De natuur is geen kaartenhuis, dat direct ineenstort wanneer bepaalde samenhangen verstoord raken, maar heeft wel een specifieke samenhang, waardoor nieuwe verbanden – ketenen van oorzaken en gevolgen – kunnen ontstaan. Specifiek, dus niet alles kan. Er zijn historisch-concrete onmogelijkheden naast en in samenhang met het grote scala van mogelijkheden. In de ecologie als wetenschap wordt hierop duidelijk ingespeeld. Bij vlinders spreekt men van een populatiedynamiek, waarbij de relatie van ineenstorting en herstel kan worden onderzocht, en uiteraard dan ook de diverse oorzaken die hierbij in het geding zijn.[145] Golfbewegingen zijn normaal, maar geven ook een fragiel evenwicht aan. Een balans, die verstoord kan worden door klimatologische omstandigheden of menselijk ingrijpen, waardoor een biotoop die nu juist de levensvoorwaarde voor een soort vormt kan verzwakken of verdwijnen. In dat laatste geval komt het leven van de populatie in gevaar en kan de (levendige) dynamiek omslaan in haar (verstilde) einde.

Plantengroei is een specifiek proces. Wanneer de omstandigheden accuraat zijn, zal de plant doorgaans wel gaan groeien op zo’n plek. Bij de drooglegging van Zuid-Flevoland werd de nieuwe, droogvallende polder direct massaal begroeid met moerasandijvie.[146] Daarna ontstond een ontwikkeling in diverse stadia, die na inklinking en opdroging en door de nieuwe milieudynamiek – onder andere veroorzaakt door het groeien van bossages – resulteerde in het opnieuw vervangen van de pas ontstane vegetatie door weer andere planten.

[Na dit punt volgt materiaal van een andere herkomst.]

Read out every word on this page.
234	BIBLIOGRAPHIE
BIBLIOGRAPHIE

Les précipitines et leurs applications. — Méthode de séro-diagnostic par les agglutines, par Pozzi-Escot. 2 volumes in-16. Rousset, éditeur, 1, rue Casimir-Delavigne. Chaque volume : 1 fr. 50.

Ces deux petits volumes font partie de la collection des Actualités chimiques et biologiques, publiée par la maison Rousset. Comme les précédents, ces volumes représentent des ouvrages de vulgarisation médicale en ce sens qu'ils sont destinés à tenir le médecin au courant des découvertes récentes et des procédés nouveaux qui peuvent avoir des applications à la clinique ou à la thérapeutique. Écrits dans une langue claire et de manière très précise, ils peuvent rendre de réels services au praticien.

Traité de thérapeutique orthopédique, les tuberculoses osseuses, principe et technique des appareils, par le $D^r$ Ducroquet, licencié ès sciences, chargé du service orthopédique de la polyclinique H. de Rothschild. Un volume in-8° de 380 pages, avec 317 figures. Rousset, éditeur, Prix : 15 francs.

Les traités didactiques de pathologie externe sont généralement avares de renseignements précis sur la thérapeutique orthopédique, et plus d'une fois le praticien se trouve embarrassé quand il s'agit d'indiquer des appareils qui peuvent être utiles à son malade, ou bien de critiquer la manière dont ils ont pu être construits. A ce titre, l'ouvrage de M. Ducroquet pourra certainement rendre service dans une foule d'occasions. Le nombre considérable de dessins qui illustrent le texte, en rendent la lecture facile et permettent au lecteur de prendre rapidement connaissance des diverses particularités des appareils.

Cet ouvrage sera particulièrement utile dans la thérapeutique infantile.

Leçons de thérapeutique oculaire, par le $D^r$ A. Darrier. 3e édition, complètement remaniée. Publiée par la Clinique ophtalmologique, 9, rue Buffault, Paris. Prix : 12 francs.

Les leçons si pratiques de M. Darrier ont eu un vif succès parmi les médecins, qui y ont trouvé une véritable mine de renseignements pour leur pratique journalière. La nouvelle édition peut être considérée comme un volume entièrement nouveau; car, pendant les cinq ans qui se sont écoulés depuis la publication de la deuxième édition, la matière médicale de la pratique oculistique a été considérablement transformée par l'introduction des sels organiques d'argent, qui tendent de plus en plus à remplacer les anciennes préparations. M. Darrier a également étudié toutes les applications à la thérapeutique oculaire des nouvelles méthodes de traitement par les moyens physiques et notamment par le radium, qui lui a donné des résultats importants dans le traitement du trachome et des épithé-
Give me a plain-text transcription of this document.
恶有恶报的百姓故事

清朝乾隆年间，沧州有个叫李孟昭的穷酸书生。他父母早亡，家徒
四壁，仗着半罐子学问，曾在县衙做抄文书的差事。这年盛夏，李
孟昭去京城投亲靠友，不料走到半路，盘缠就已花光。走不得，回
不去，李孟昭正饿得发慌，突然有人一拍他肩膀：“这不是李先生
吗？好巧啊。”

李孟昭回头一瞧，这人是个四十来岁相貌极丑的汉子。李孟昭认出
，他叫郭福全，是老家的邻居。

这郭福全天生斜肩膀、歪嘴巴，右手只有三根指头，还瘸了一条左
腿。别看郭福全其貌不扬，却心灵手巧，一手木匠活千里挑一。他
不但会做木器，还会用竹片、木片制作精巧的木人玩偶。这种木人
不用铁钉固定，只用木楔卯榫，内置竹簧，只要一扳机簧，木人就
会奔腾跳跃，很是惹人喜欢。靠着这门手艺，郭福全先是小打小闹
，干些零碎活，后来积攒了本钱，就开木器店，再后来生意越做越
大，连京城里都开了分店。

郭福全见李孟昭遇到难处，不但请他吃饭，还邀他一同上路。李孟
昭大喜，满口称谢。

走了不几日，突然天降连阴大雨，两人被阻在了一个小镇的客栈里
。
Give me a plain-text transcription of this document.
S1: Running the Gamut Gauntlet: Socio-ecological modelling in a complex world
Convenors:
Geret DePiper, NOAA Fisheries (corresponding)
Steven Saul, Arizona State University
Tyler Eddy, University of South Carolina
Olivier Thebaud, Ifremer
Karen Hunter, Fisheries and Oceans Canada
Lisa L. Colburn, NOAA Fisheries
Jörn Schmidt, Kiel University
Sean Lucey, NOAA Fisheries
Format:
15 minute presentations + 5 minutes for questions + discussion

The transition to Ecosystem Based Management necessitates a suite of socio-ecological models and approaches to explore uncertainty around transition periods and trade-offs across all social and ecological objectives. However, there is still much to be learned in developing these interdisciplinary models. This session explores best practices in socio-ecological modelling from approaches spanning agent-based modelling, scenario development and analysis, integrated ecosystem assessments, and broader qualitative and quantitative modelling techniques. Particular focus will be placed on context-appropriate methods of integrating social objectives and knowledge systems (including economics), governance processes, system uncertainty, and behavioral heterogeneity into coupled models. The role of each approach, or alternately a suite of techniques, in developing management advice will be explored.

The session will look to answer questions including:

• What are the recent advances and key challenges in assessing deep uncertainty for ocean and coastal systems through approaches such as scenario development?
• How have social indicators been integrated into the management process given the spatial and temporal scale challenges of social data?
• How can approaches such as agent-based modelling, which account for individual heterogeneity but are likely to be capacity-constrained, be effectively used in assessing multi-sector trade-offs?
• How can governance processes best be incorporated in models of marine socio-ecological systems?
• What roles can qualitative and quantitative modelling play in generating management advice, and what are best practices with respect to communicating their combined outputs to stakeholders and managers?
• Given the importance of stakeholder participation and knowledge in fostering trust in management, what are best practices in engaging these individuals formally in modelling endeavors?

Specifieke voorwaarden leiden tot een specifieke ontwikkeling. Planten beïnvloeden daarbij vaak ook elkaar, zoals blijkt uit het net genoemde voorbeeld van veranderende milieudynamiek. De interactie kan ook in de natuur heel veelzijdig, gedifferentieerd zijn, net als in de menselijke maatschappij. Soorten kunnen op elkaar leven, soms in een nette symbiose, soms als parasiet, die de boom waarop hij groeit danig ondermijnt tot de dood erop volgt. In de symbiose bepaalt de ene soort het voortbestaan van de andere. Zie een goede oude bekende, de schaarser geworden knotwilg, waarop de eikvaren prima gedijt.[147] Verdwijnt de eerste, dan krijgt ook de tweede het zwaar.

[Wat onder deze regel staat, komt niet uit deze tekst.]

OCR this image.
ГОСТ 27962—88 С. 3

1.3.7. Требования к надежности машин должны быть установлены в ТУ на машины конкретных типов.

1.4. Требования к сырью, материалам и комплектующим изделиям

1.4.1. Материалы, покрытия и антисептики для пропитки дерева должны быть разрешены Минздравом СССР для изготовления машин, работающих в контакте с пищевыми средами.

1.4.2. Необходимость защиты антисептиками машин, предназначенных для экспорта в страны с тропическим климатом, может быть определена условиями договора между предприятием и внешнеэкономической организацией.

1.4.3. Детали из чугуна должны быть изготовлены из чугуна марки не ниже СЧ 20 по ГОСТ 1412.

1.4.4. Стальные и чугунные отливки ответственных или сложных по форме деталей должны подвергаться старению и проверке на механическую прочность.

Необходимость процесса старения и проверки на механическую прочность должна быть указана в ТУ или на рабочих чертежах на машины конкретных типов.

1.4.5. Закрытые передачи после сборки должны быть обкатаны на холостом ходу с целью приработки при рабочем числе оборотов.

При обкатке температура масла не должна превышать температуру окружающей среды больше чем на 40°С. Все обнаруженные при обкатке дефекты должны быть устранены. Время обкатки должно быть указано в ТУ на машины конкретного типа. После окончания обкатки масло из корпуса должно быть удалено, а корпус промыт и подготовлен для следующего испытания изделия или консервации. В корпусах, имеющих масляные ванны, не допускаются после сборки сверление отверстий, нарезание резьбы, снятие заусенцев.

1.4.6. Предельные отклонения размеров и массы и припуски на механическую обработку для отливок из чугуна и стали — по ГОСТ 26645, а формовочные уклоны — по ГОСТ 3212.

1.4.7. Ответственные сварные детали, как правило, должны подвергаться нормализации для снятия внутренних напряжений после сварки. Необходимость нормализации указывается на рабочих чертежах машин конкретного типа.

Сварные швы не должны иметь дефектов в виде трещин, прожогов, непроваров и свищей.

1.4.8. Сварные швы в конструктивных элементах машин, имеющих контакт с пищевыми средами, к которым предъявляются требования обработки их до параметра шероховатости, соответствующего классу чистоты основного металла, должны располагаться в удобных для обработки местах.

Spiraalvormige interactieprocessen zijn in de menselijke samenleving heel bekend. Neem de problematiek van gezinnen met ontwikkelingsachterstanden. Hier beïnvloedt het ene probleem makkelijk het andere, daarmee nieuwe belemmeringen oproepend. Zo gaat er een grote invloed uit op kinderen die opgroeien in gezinnen met drankproblemen, geweld, armoede en een beperkte sociale ontwikkeling van ouders. Nooit naar school gebracht worden, nooit thuis met huiswerk geholpen worden, weinig voorgelezen worden, minder vriendjes die met je mee komen, een beperkt taalgebruik en dikwijls eenzijdig eten, allemaal op zich misschien overkomelijke zaken die echter alle wél een impact hebben. Dat betekent dat makkelijk het ene probleem het andere versterkt, dus een spiraalvormige (negatieve) ontwikkeling bestaat of ontstaat. Een spiraal van minder goed mee kunnen komen op school, minder stimulans, misschien vaker ruzie thuis of leven in een sociaal-emotionele beperktere omgeving resulteert dan toch makkelijk in een totaal van lagere scholing, minder betaald werk en ook weer meer moeite hebben de eigen kinderen goed op te voeden.

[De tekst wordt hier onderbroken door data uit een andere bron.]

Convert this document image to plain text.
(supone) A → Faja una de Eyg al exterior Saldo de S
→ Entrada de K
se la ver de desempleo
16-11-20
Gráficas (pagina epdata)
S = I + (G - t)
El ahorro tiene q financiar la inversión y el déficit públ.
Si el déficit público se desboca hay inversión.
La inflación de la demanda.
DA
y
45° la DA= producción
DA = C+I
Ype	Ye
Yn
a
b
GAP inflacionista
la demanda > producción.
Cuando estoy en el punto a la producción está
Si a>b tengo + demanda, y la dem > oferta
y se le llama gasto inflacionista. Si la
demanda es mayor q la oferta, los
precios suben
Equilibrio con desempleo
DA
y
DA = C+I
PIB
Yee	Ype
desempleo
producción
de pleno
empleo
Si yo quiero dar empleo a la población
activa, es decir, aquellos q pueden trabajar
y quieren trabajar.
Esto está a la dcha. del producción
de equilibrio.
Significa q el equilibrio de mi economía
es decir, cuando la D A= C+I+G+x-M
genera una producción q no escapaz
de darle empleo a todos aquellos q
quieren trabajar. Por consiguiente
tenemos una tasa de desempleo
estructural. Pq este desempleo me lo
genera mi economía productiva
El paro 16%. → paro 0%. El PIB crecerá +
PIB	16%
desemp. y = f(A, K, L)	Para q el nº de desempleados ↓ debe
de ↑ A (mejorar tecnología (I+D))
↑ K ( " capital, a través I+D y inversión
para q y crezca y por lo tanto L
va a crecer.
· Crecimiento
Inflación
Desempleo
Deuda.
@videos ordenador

Het gaat er hierbij niet om dat de beschrijving van zo’n spiraal zoveel nieuws biedt, wel om de constatering dat het zo moeilijk is een dergelijke tendens af te stoppen, omdat allerlei reacties en interacties die bij deze spiraal horen vooralsnog steeds krachtig in dezelfde richting tenderen. Vandaar dat onderwijs en orthopedagogische (be)handelingen keer op keer zo’n grote inzet vereisen om dergelijke ontwikkelingen te stoppen, met vaak (althans zichtbaar) slechts zo’n beperkt resultaat. Dialectische processen zijn dus niet altijd bepaald fraai om te aanschouwen. Wat graag zouden we soms de negatieve kanten ervan negeren.

In het algemeen kan worden gesteld dat armoede heel vaak negatieve spiraalvormige ontwikkelingen oplevert. Bezit en rechten vormen een elementaire basis om überhaupt iets te kunnen kiezen. Ze vormen een noodzakelijke, maar nog lang geen voldoende materiële basis voor zelfbepaling, voor vrijheid als zelfbepaling. Noodzakelijk? Ja, het is zoals Engels dit ziet wanneer hij in 1845 de toestand van de arbeidersklasse in Engeland analyseert: bij echte armoede houdt alle vrijheid en veel van de moraal op.[148] Langdurige nijpende armoede en uitsluiting van belangrijke maatschappelijke activiteiten heeft een diep demoraliserende uitwerking.

Mensen met een goed of behoorlijk inkomen proberen al te vaak armoede van anderen te ontkennen.[149] De armoede in Nederland zou slechts relatief zijn. Misschien wel relatief, maar zeker niet ‘slechts’! De ‘relatieve’ Nederlandse armoede is voor degenen die hun kinderen niet dát kunnen geven wat de buren wel kunnen, absolute ellende. Vooral door de spiraalvormige trend die soms zo makkelijk bestaat en moeilijk af te remmen of om te keren is.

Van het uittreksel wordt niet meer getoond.